Scaduti i tre giorni, col cuore nero, Gorgoni telefonò al consigliere delegato della Sics. "Ebbene?" domandò il consigliere. "Che fanno, questi bambini?"

"Nulla: si annoiano!" rispose Gorgoni, guardando la valigia che fra poco lo avrebbe riaccompagnato a Nissa.

"La verità è che voi," ribatté l'altro, "non siete fatto per il cinema!"

"Può darsi!" mormorò Gorgoni.

Mogio mogio, e col biglietto ferroviario in tasca, percorse l'ultima volta il marciapiede destro di via Veneto: gli pareva di essere solo, così misero e vuoto era lo sguardo delle persone che passavano e di quelle che stavano sedute. Invece di facce, vedeva buchi nell'aria, punti morti, parentesi. Gli uomini non dicevano nulla con un rumore indiavolato di parole, e le donne avevano perduto mezza giornata a rendere scintillante negli occhi e marmorea nelle guance la totale mancanza di espressione. "O sono io esacerbato, o loro sono veramente così!" disse Gorgoni.
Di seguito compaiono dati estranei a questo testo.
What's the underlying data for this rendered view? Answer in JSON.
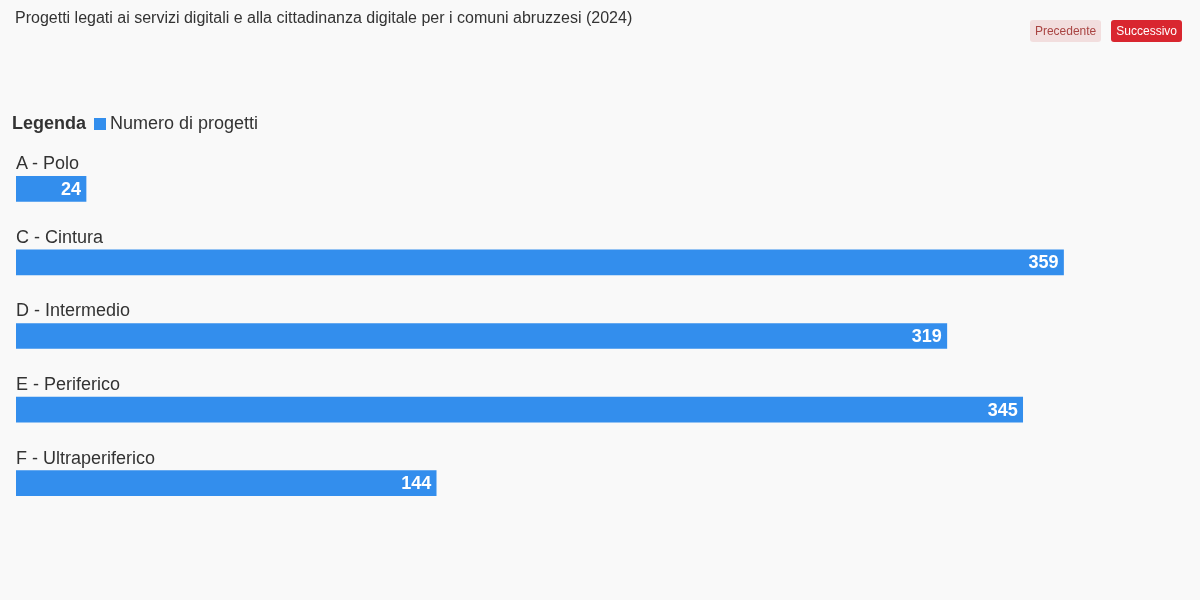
{
  "chart_data": {
    "type": "bar",
    "orientation": "horizontal",
    "title": "Progetti legati ai servizi digitali e alla cittadinanza digitale per i comuni abruzzesi (2024)",
    "legend_title": "Legenda",
    "legend": "top left",
    "categories": [
      "A - Polo",
      "C - Cintura",
      "D - Intermedio",
      "E - Periferico",
      "F - Ultraperiferico"
    ],
    "series": [
      {
        "name": "Numero di progetti",
        "color": "#338eed",
        "values": [
          24,
          359,
          319,
          345,
          144
        ]
      }
    ],
    "data_labels": true,
    "annotations": [
      "Precedente",
      "Successivo"
    ]
  }
}
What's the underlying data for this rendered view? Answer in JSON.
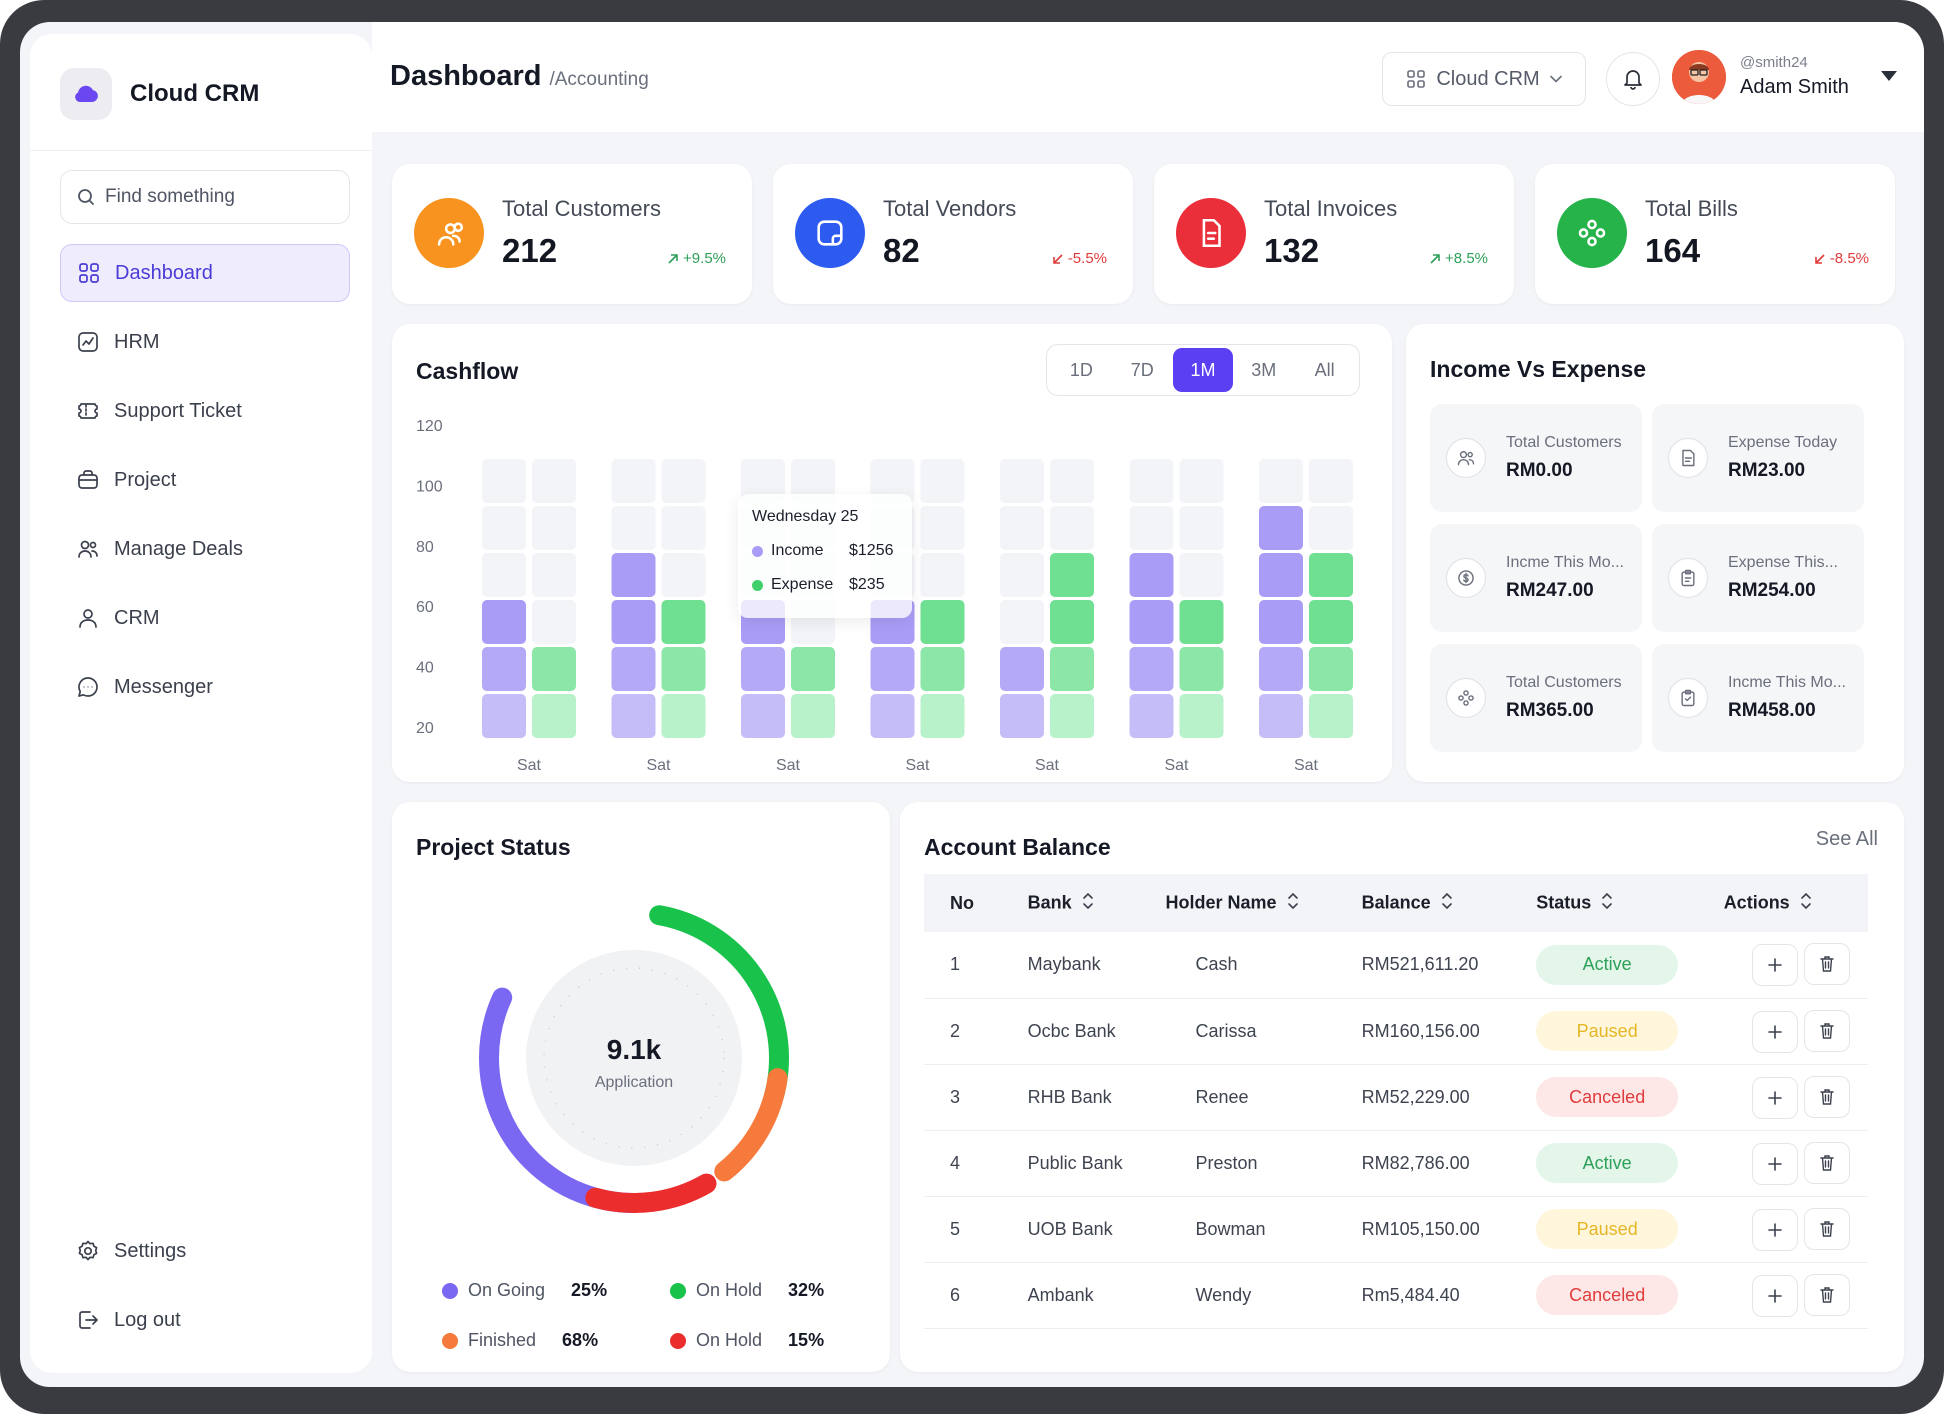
{
  "app": {
    "name": "Cloud CRM"
  },
  "search": {
    "placeholder": "Find something"
  },
  "nav": {
    "items": [
      {
        "label": "Dashboard",
        "icon": "grid-icon",
        "active": true
      },
      {
        "label": "HRM",
        "icon": "chart-icon"
      },
      {
        "label": "Support Ticket",
        "icon": "ticket-icon"
      },
      {
        "label": "Project",
        "icon": "briefcase-icon"
      },
      {
        "label": "Manage Deals",
        "icon": "users-icon"
      },
      {
        "label": "CRM",
        "icon": "user-icon"
      },
      {
        "label": "Messenger",
        "icon": "chat-icon"
      }
    ],
    "bottom": [
      {
        "label": "Settings",
        "icon": "gear-icon"
      },
      {
        "label": "Log out",
        "icon": "logout-icon"
      }
    ]
  },
  "header": {
    "title": "Dashboard",
    "subtitle": "/Accounting",
    "workspace": "Cloud CRM",
    "user_handle": "@smith24",
    "user_name": "Adam Smith"
  },
  "stats": [
    {
      "label": "Total Customers",
      "value": "212",
      "change": "+9.5%",
      "trend": "up",
      "color": "#f7931e"
    },
    {
      "label": "Total Vendors",
      "value": "82",
      "change": "-5.5%",
      "trend": "down",
      "color": "#2d5bf0"
    },
    {
      "label": "Total Invoices",
      "value": "132",
      "change": "+8.5%",
      "trend": "up",
      "color": "#ea2f3a"
    },
    {
      "label": "Total Bills",
      "value": "164",
      "change": "-8.5%",
      "trend": "down",
      "color": "#26b34a"
    }
  ],
  "cashflow": {
    "title": "Cashflow",
    "ranges": [
      "1D",
      "7D",
      "1M",
      "3M",
      "All"
    ],
    "active_range": "1M",
    "tooltip": {
      "title": "Wednesday 25",
      "income_label": "Income",
      "income_value": "$1256",
      "expense_label": "Expense",
      "expense_value": "$235"
    }
  },
  "chart_data": {
    "type": "bar",
    "categories": [
      "Sat",
      "Sat",
      "Sat",
      "Sat",
      "Sat",
      "Sat",
      "Sat"
    ],
    "y_ticks": [
      20,
      40,
      60,
      80,
      100,
      120
    ],
    "ylim": [
      20,
      120
    ],
    "series": [
      {
        "name": "Income",
        "values": [
          60,
          80,
          60,
          60,
          40,
          80,
          100
        ],
        "color": "#a99cf6"
      },
      {
        "name": "Expense",
        "values": [
          40,
          60,
          40,
          60,
          80,
          60,
          80
        ],
        "color": "#6fdf92"
      }
    ]
  },
  "income_expense": {
    "title": "Income Vs Expense",
    "tiles": [
      {
        "label": "Total Customers",
        "value": "RM0.00",
        "icon": "users-icon"
      },
      {
        "label": "Expense Today",
        "value": "RM23.00",
        "icon": "document-icon"
      },
      {
        "label": "Incme This Mo...",
        "value": "RM247.00",
        "icon": "coin-icon"
      },
      {
        "label": "Expense This...",
        "value": "RM254.00",
        "icon": "clipboard-icon"
      },
      {
        "label": "Total Customers",
        "value": "RM365.00",
        "icon": "people-icon"
      },
      {
        "label": "Incme This Mo...",
        "value": "RM458.00",
        "icon": "checklist-icon"
      }
    ]
  },
  "project_status": {
    "title": "Project Status",
    "center_value": "9.1k",
    "center_label": "Application",
    "legend": [
      {
        "label": "On Going",
        "value": "25%",
        "color": "#7b68f2"
      },
      {
        "label": "On Hold",
        "value": "32%",
        "color": "#19c24a"
      },
      {
        "label": "Finished",
        "value": "68%",
        "color": "#f57a3c"
      },
      {
        "label": "On Hold",
        "value": "15%",
        "color": "#ec2d2d"
      }
    ]
  },
  "account_balance": {
    "title": "Account Balance",
    "see_all": "See All",
    "columns": [
      "No",
      "Bank",
      "Holder Name",
      "Balance",
      "Status",
      "Actions"
    ],
    "rows": [
      {
        "no": "1",
        "bank": "Maybank",
        "holder": "Cash",
        "balance": "RM521,611.20",
        "status": "Active"
      },
      {
        "no": "2",
        "bank": "Ocbc Bank",
        "holder": "Carissa",
        "balance": "RM160,156.00",
        "status": "Paused"
      },
      {
        "no": "3",
        "bank": "RHB Bank",
        "holder": "Renee",
        "balance": "RM52,229.00",
        "status": "Canceled"
      },
      {
        "no": "4",
        "bank": "Public Bank",
        "holder": "Preston",
        "balance": "RM82,786.00",
        "status": "Active"
      },
      {
        "no": "5",
        "bank": "UOB Bank",
        "holder": "Bowman",
        "balance": "RM105,150.00",
        "status": "Paused"
      },
      {
        "no": "6",
        "bank": "Ambank",
        "holder": "Wendy",
        "balance": "Rm5,484.40",
        "status": "Canceled"
      }
    ]
  }
}
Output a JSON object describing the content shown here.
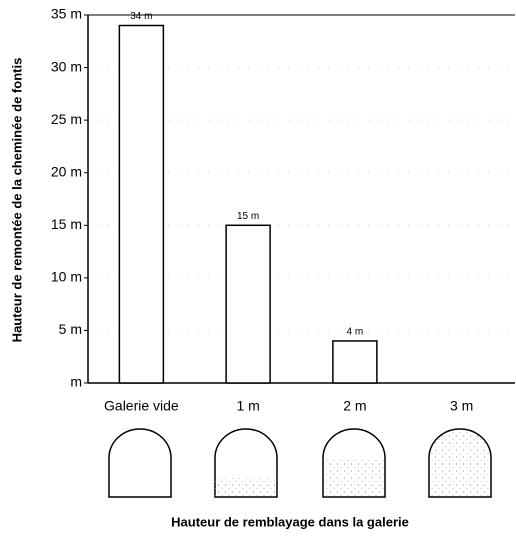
{
  "chart_data": {
    "type": "bar",
    "y_axis_label": "Hauteur de remontée de la cheminée de fontis",
    "x_axis_label": "Hauteur de remblayage dans la galerie",
    "categories": [
      "Galerie vide",
      "1 m",
      "2 m",
      "3 m"
    ],
    "values": [
      34,
      15,
      4,
      0
    ],
    "value_labels": [
      "34 m",
      "15 m",
      "4 m",
      null
    ],
    "color": "#ffffff",
    "ylim": [
      0,
      35
    ],
    "yticks": [
      {
        "value": 0,
        "label": "m"
      },
      {
        "value": 5,
        "label": "5 m"
      },
      {
        "value": 10,
        "label": "10 m"
      },
      {
        "value": 15,
        "label": "15 m"
      },
      {
        "value": 20,
        "label": "20 m"
      },
      {
        "value": 25,
        "label": "25 m"
      },
      {
        "value": 30,
        "label": "30 m"
      },
      {
        "value": 35,
        "label": "35 m"
      }
    ],
    "grid": true
  }
}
Quel giorno stesso si mise in viaggio, e, dopo venti ore di treno, rientrò nella vecchia casa di Nissa: "Basta con queste sciocchezze! Torniamo ai libri!"

Ma la sera, quando, a causa di un guasto nell'impianto elettrico, che aveva spento tutte le lampade, entrò da lui la zia con una stearica in mano, ed egli vide avvicinarsi nel buio una faccia illuminata, una faccia che pareva essa sola il racconto di tutta una vita, lunga, angosciosa, singolarissima, Paolino si alzò dal tavolo, ripreso dal batticuore. "Zia," disse piano piano, avvicinandosi alla vecchia, "ti piacerebbe fare del cinema? Troverei un bellissimo soggetto per te!"

"Sei impazzito," esclamò la donna. "Se la buonanima di tuo padre avesse sentito che mi dicevi una cosa simile, chissà come si sarebbe dispiaciuto."

"E' vero!" ammise Paolino. E andò a letto presto.